Product feed optimization is the process of improving the quality, structure, and completeness of product data used across platforms like Google Shopping and marketplaces. It is important because this data determines whether your products appear in search results and how relevant they appear to shoppers. In the David Jones example, improving feed quality increased visibility, reduced disapprovals, and supported stronger engagement, helping retailers earn the first click and build trust from the outset.
How does product data impact ad performance on platforms like Google and Meta?
Product data directly influences how platforms like Google and Meta deliver ads. When attributes, titles, and taxonomy are incomplete or inconsistent, campaigns struggle to achieve strong click-through rates and conversions. In the David Jones case, poor data limited visibility and required manual fixes, while improved data quality supported stronger performance and relevance. In other words, better product data creates stronger signals, and stronger signals improve ad efficiency and outcomes.
Why is onsite search critical for ecommerce conversion?
Onsite search represents one of the highest-intent moments in the customer journey. Shoppers using the search bar already know what they want and expect fast, accurate results. When search returns irrelevant listings or zero-results pages, trust breaks down quickly. When search aligns with shopper intent, it reinforces confidence and keeps the shopper moving forward. As a result, strong onsite search directly supports higher conversion rates and a smoother path to checkout.
What is the role of merchandising in product discovery?
Merchandising shapes how shoppers explore products when they are not using search. It highlights new arrivals, bestsellers, and relevant categories to guide browsing behavior and inspire purchase decisions. Throughout this article, you will see that effective merchandising acts as a series of trust signals, helping shoppers feel confident in their choices. When executed well, it reduces friction and improves engagement. When executed poorly, it increases effort and lowers the likelihood of conversion.

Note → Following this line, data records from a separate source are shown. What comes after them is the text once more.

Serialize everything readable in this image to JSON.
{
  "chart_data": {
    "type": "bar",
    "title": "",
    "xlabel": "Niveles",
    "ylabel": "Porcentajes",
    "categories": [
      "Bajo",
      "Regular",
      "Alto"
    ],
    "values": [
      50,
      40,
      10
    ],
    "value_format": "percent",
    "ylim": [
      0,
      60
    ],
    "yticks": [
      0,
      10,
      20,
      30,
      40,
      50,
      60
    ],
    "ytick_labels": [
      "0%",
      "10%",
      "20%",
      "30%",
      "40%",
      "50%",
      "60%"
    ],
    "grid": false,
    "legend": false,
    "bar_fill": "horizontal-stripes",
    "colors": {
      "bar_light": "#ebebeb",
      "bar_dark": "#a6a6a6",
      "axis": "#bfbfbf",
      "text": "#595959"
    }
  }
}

Where should retailers start when improving product discovery performance?
Retailers should start with strong product data foundations. What does this look like? It’s about ensuring attributes are complete, titles and descriptions are structured, and taxonomy is consistent across channels. Once this foundation is established, retailers can optimize onsite search and merchandising to improve the shopper journey. The David Jones example shows that improving data quality first leads to better visibility, stronger engagement, and more efficient performance across both onsite and offsite channels.
How do product feeds, search, and merchandising work together to improve results?
Product feeds, search, and merchandising form a connected system that shapes the entire customer journey. Product feeds determine visibility across platforms, search helps shoppers find relevant products quickly, and merchandising guides discovery and exploration. When these elements are aligned, they create consistent relevance at every touchpoint. In the David Jones example, improvements to product data supported stronger discovery, while better search and merchandising reinforced trust and supported conversion.